Now comes the bit that I'm unsure about: to implement this I need to
add a pointer to every object. This pointer is either NULL or points
to the corresponding weak objectt (so for every object there is either no
weak reference object or exactly one). But, for the price of 4 bytes extra
in every object we get the nicety that there is little cpu-overhead:
refcounting macros work identical to the way they do now, the only
thing to take care of is that during object deallocation we have to
zero the weak pointer. (actually: we could make do with a single bit
in every object, with the bit meaning "this object has an associated
weak object". We could then use a global dictionary indexed by object
address to find the weak object)

From here on life is easy: the weak object is a normal refcounted
object with a pointer to the real object as its only data. weak()
creates the weak object if it doesn't exist and returns the existing
(and INCREFfed) weak object if it does. Strong() checks that
self->object->weak == self and returns self->object (INCREFfed) if it
is. This works on all platforms that I'm aware of, but it could break
if there are any (Python) platforms that can have objects at VM
addresses that are later, when the object has been free()d, become
invalid addresses. And even then a vmaddrvalid() function, only needed
in the strong() method, could solve this.

The weak object isn't transparent, because you have to call strong()
before you can do anything with it, but this is an advantage (says he,
aspiring to a career in politics or sales:-): with a transparent weak
object the object could disappear at unexpected moments and with this
scheme it can't, because when you have the object itself in hand you
have a refcount too.
--
Jack Jansen | ++++ stop the execution of Mumia Abu-Jamal ++++
Jack.Jansen@oratrix.com | ++++ if you agree copy these lines to your sig ++++
www.oratrix.nl/~jack | see http://www.xs4all.nl/~tank/spg-l/sigaction.htm
Re: Quick-and-dirty weak references [ In reply to ]
Jack Jansen wrote:
>
> This week again I was bitten by the fact that Python doesn't have any
> form of weak references, and while I was toying with some ideas I came
> up with the following quick-and-dirty scheme that I thought I'd bounce
> off this list. I might even volunteer to implement it, if people agree
> it is worth it:-)

Have you checked the weak reference dictionary implementation
by Dieter Maurer ? It's at:

http://www.handshake.de/~dieter/weakdict.html

While I like the idea of having weak references in the core,
I think 4 extra bytes for *every* object is just a little
too much. The flag bit idea (with the added global dictionary
of weak referenced objects) looks promising though.

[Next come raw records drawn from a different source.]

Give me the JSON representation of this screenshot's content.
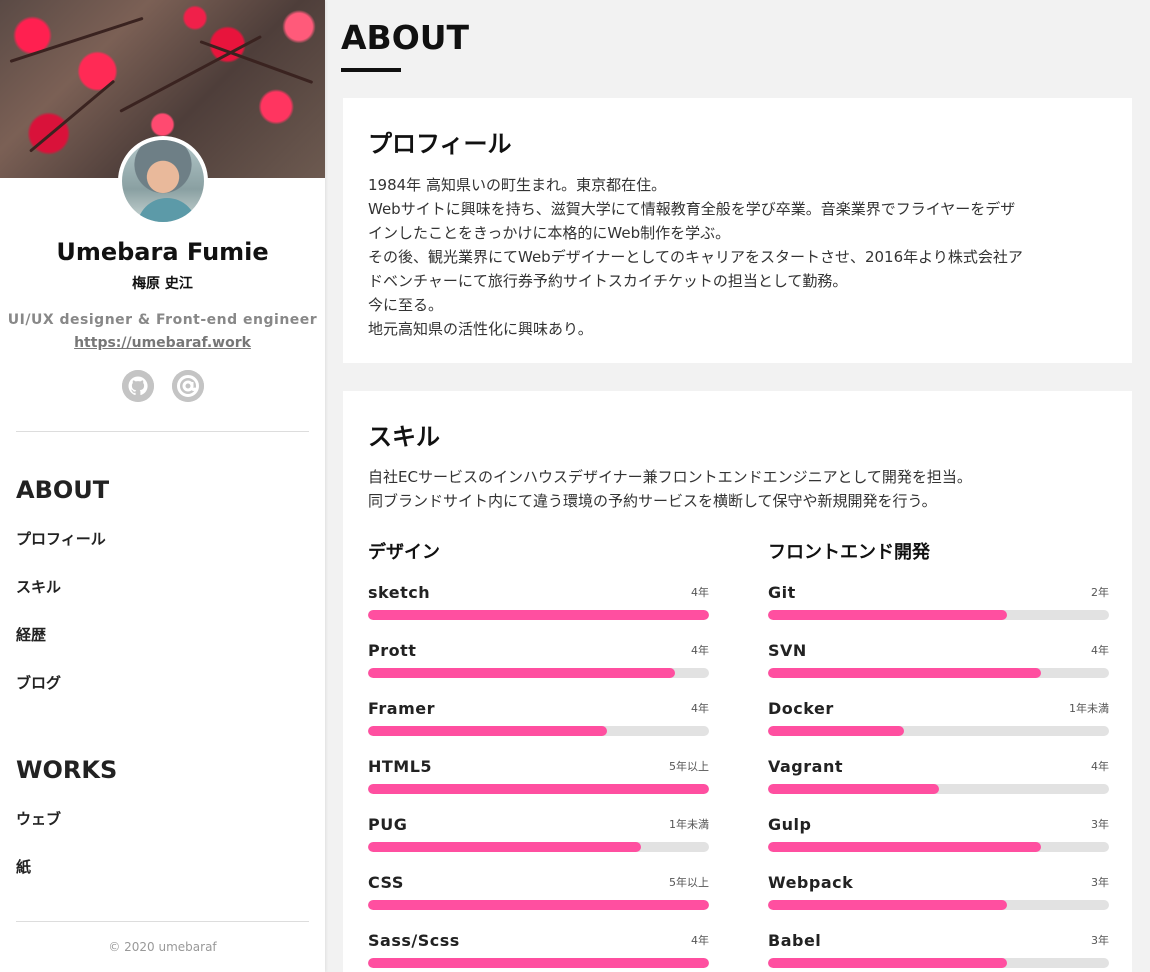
{
  "profile": {
    "name": "Umebara Fumie",
    "kanji_name": "梅原 史江",
    "role": "UI/UX designer & Front-end engineer",
    "url": "https://umebaraf.work"
  },
  "social": [
    {
      "icon": "github-icon"
    },
    {
      "icon": "at-sign-icon"
    }
  ],
  "nav": {
    "about": {
      "heading": "ABOUT",
      "items": [
        "プロフィール",
        "スキル",
        "経歴",
        "ブログ"
      ]
    },
    "works": {
      "heading": "WORKS",
      "items": [
        "ウェブ",
        "紙"
      ]
    }
  },
  "copyright": "© 2020 umebaraf",
  "page_title": "ABOUT",
  "profile_section": {
    "heading": "プロフィール",
    "lines": [
      "1984年 高知県いの町生まれ。東京都在住。",
      "Webサイトに興味を持ち、滋賀大学にて情報教育全般を学び卒業。音楽業界でフライヤーをデザ",
      "インしたことをきっかけに本格的にWeb制作を学ぶ。",
      "その後、観光業界にてWebデザイナーとしてのキャリアをスタートさせ、2016年より株式会社ア",
      "ドベンチャーにて旅行券予約サイトスカイチケットの担当として勤務。",
      "今に至る。",
      "地元高知県の活性化に興味あり。"
    ]
  },
  "skills_section": {
    "heading": "スキル",
    "lines": [
      "自社ECサービスのインハウスデザイナー兼フロントエンドエンジニアとして開発を担当。",
      "同ブランドサイト内にて違う環境の予約サービスを横断して保守や新規開発を行う。"
    ],
    "bar_color": "#ff4fa0",
    "track_color": "#e2e2e2",
    "columns": [
      {
        "heading": "デザイン",
        "skills": [
          {
            "name": "sketch",
            "years": "4年",
            "level": 1.0
          },
          {
            "name": "Prott",
            "years": "4年",
            "level": 0.9
          },
          {
            "name": "Framer",
            "years": "4年",
            "level": 0.7
          },
          {
            "name": "HTML5",
            "years": "5年以上",
            "level": 1.0
          },
          {
            "name": "PUG",
            "years": "1年未満",
            "level": 0.8
          },
          {
            "name": "CSS",
            "years": "5年以上",
            "level": 1.0
          },
          {
            "name": "Sass/Scss",
            "years": "4年",
            "level": 1.0
          }
        ]
      },
      {
        "heading": "フロントエンド開発",
        "skills": [
          {
            "name": "Git",
            "years": "2年",
            "level": 0.7
          },
          {
            "name": "SVN",
            "years": "4年",
            "level": 0.8
          },
          {
            "name": "Docker",
            "years": "1年未満",
            "level": 0.4
          },
          {
            "name": "Vagrant",
            "years": "4年",
            "level": 0.5
          },
          {
            "name": "Gulp",
            "years": "3年",
            "level": 0.8
          },
          {
            "name": "Webpack",
            "years": "3年",
            "level": 0.7
          },
          {
            "name": "Babel",
            "years": "3年",
            "level": 0.7
          }
        ]
      }
    ]
  }
}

BTW, how would this be done in JPython ? I guess it doesn't
make much sense there because cycles are no problem for the
Java VM GC.

--
Marc-Andre Lemburg
______________________________________________________________________
Y2000: 139 days left
Business: http://www.lemburg.com/
Python Pages: http://www.lemburg.com/python/
RE: Quick-and-dirty weak references [ In reply to ]
[Jack Jansen]
> ...

A long time ago, Dianne Hackborn actually implemented a scheme like this,
under the name VREF (for "virtual reference", or some such). IIRC,
differences from your scheme were mainly that:

1) There was an elaborate proxy mechanism to avoid having to explicitly
strengthen the weak.

2) Each object contained a pointer to a linked list of associated weak refs.

This predates DejaNews, so may be a pain to find.

> ...
> We add a new builtin function (or a module with that function)
> weak(). This returns a weak reference to the object passed as a
> parameter. A weak object has one method: strong(), which returns the
> corresponding real object or raises an exception if the object doesn't
> exist anymore.

This interface appears nearly isomorphic to MIT Scheme's "hash" and "unhash"
functions, except that their hash returns an (unbounded) int and guarantees
that hash(o1) != hash(o2) for any distinct objects o1 and o2 (this is a
stronger guarantee than Python's "id", which may return the same int for
objects with disjoint lifetimes; the other reason object address isn't
appropriate for them is that objects can be moved by garbage collection, but
hash is an object invariant).

Of course unhash(hash(o)) is o, unless o has been gc'ed; then unhash raises
an exception. By most accounts (I haven't used it seriously myself), it's a
usable interface.

> ...
> to implement this I need to add a pointer to every object.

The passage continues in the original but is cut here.